Potemkin in Cape York: The Politics of Misrepresentation in Aurukun's Welfare Reform Trials
The community engagement strategy for the Cape York Welfare Reform trials was designed to represent communities and individuals under consultation strictly in terms of seven pre-determined 'community dysfunctions' only. They were: the abuse and neglect of children; alcohol abuse; drug abuse; petrol sniffing; problem gambling; poor school attendance; and dysfunctional housing tenancy arrangements. However, much of the research conducted on the ground in Aurukun suggests community members do not define themselves or their immediate families in terms of 'social-norms deficit'. Where individuals have identified community problems, they are often not the same ones suggested by Cape York Institute (CYI). Despite this, the instrumental goals and design of the Welfare Reform community engagement strategy meant that if someone in Aurukun said they were worried about violence between clans-which they often did-their comments would be rendered in CYI's evaluation as further evidence of 'Alcohol Abuse' or 'Child Neglect'. In this way the seven core community dysfunctions were continually re-discovered-thereby substantiating the need for the Families Responsibilities Commissions.

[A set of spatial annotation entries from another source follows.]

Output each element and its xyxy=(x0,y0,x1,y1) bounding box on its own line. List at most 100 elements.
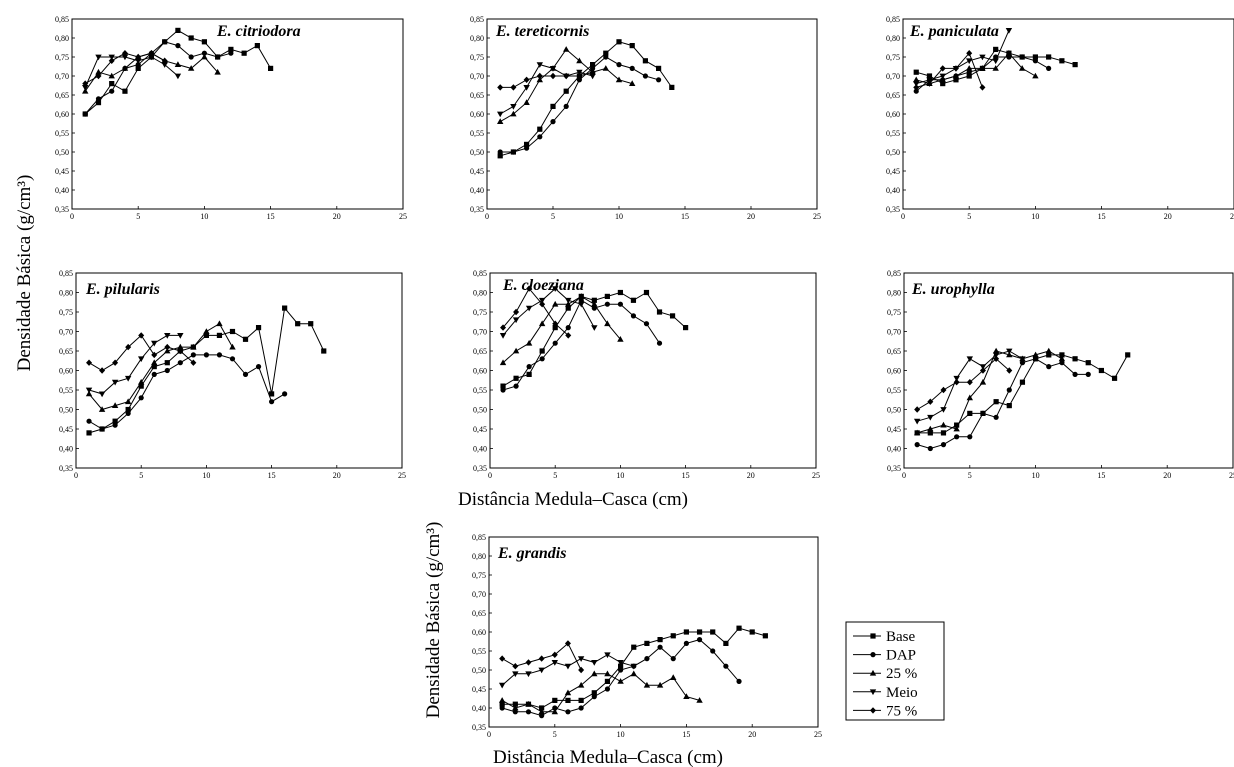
series-line xyxy=(916,52,1036,85)
data-point xyxy=(913,69,919,75)
data-point xyxy=(630,663,637,670)
legend-marker xyxy=(869,689,877,696)
data-point xyxy=(1059,58,1065,64)
data-point xyxy=(644,656,650,662)
data-point xyxy=(512,317,520,324)
data-point xyxy=(603,50,609,56)
data-point xyxy=(1019,360,1026,366)
data-point xyxy=(564,689,572,696)
data-point xyxy=(657,644,663,650)
data-point xyxy=(201,39,207,45)
x-tick-label: 5 xyxy=(139,471,143,480)
y-tick-label: 0,70 xyxy=(886,72,900,81)
data-point xyxy=(255,325,262,331)
series-75 xyxy=(497,69,596,91)
data-point xyxy=(953,375,960,382)
data-point xyxy=(109,88,115,94)
y-tick-label: 0,65 xyxy=(59,347,73,356)
panel-title: E. pilularis xyxy=(85,281,160,298)
data-point xyxy=(513,308,520,316)
x-tick-label: 0 xyxy=(901,212,905,221)
series-base xyxy=(499,625,768,711)
data-point xyxy=(95,54,102,61)
data-point xyxy=(1019,54,1025,60)
data-point xyxy=(576,57,583,64)
x-tick-label: 20 xyxy=(747,471,755,480)
data-point xyxy=(99,426,105,432)
series-dap xyxy=(914,356,1091,452)
data-point xyxy=(992,65,999,71)
data-point xyxy=(979,84,986,91)
data-point xyxy=(498,682,506,689)
data-point xyxy=(551,660,558,666)
data-point xyxy=(696,697,703,703)
data-point xyxy=(216,332,223,338)
data-point xyxy=(525,305,533,312)
data-point xyxy=(108,57,115,64)
y-tick-label: 0,70 xyxy=(472,590,486,599)
y-tick-label: 0,60 xyxy=(470,110,484,119)
data-point xyxy=(500,383,506,389)
data-point xyxy=(590,65,596,71)
data-point xyxy=(108,54,115,61)
data-point xyxy=(1006,387,1012,393)
data-point xyxy=(643,681,651,688)
data-point xyxy=(578,297,584,303)
y-tick-label: 0,75 xyxy=(473,308,487,317)
series-dap xyxy=(82,39,234,117)
series-base xyxy=(497,39,675,159)
data-point xyxy=(683,640,690,647)
legend-label: 25 % xyxy=(886,666,917,682)
y-tick-label: 0,35 xyxy=(59,464,73,473)
data-point xyxy=(670,656,676,662)
data-point xyxy=(656,65,662,71)
data-point xyxy=(913,76,920,83)
panel-title: E. paniculata xyxy=(909,23,999,40)
data-point xyxy=(112,418,118,424)
series-dap xyxy=(497,54,662,155)
x-tick-label: 20 xyxy=(1164,212,1172,221)
data-point xyxy=(497,153,503,159)
y-tick-label: 0,70 xyxy=(470,72,484,81)
y-tick-label: 0,50 xyxy=(59,406,73,415)
data-point xyxy=(940,442,947,448)
data-point xyxy=(151,351,158,359)
data-point xyxy=(177,343,184,350)
data-point xyxy=(683,325,689,331)
data-point xyxy=(82,87,89,94)
data-point xyxy=(201,50,207,56)
legend-item-75: 75 % xyxy=(853,703,917,719)
data-point xyxy=(966,379,973,386)
data-point xyxy=(617,301,624,307)
data-point xyxy=(124,398,132,405)
series-75 xyxy=(500,285,572,339)
data-point xyxy=(967,434,973,440)
data-point xyxy=(578,293,585,299)
data-point xyxy=(175,43,181,49)
y-tick-label: 0,45 xyxy=(55,167,69,176)
x-axis-title-middle: Distância Medula–Casca (cm) xyxy=(458,489,688,510)
data-point xyxy=(710,648,716,654)
x-tick-label: 10 xyxy=(616,471,624,480)
data-point xyxy=(927,430,933,436)
y-tick-label: 0,35 xyxy=(472,723,486,732)
data-point xyxy=(241,50,247,56)
y-tick-label: 0,45 xyxy=(473,425,487,434)
y-tick-label: 0,85 xyxy=(886,15,900,24)
data-point xyxy=(710,629,716,635)
series-line xyxy=(916,358,1010,410)
data-point xyxy=(642,58,648,64)
x-tick-label: 25 xyxy=(812,471,820,480)
data-point xyxy=(125,406,131,413)
data-point xyxy=(86,418,92,424)
data-point xyxy=(563,88,569,94)
data-point xyxy=(939,73,946,80)
data-point xyxy=(499,655,506,662)
data-point xyxy=(135,62,141,68)
data-point xyxy=(125,410,131,416)
series-base xyxy=(913,46,1078,87)
data-point xyxy=(164,333,171,339)
data-point xyxy=(1006,348,1013,355)
panel-title: E. grandis xyxy=(497,545,566,562)
data-point xyxy=(1046,352,1052,358)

By focusing primarily on community dysfunctions and individuals' deficits identified independently from community members, and imposing welfare and behavioral obligations which tie Aboriginal people to services they already know to be oftentimes inadequate and inappropriate, Pearson's Family Responsibilities Commissions (FRCs) threaten to add yet another complicating factor to the bizarre daily spectacle of law and order in communities. Under the CYI model, various state and non-state actors will be tasked not with assessing the dynamic service needs of the individuals they are sent, but with administering ongoing punitive social intervention. This means that over the course of an FRC intervention, the quality and relevance of the support and intervention services are less important than the regularity of individuals' attendance at their appointments. The complexity of the individual's addiction, dysfunction or problem will be concealed by the straight-forwardness of the 'service-solution'. It thus seems probable that by forcing community members to perform a pantomime of reform to an audience of historically ineffectual community service providers, FRCs will further diminish individuals' abilities to self-determine positive outcomes for themselves and their families while at the same time rendering them in ways which justify the FRCs (in the first place).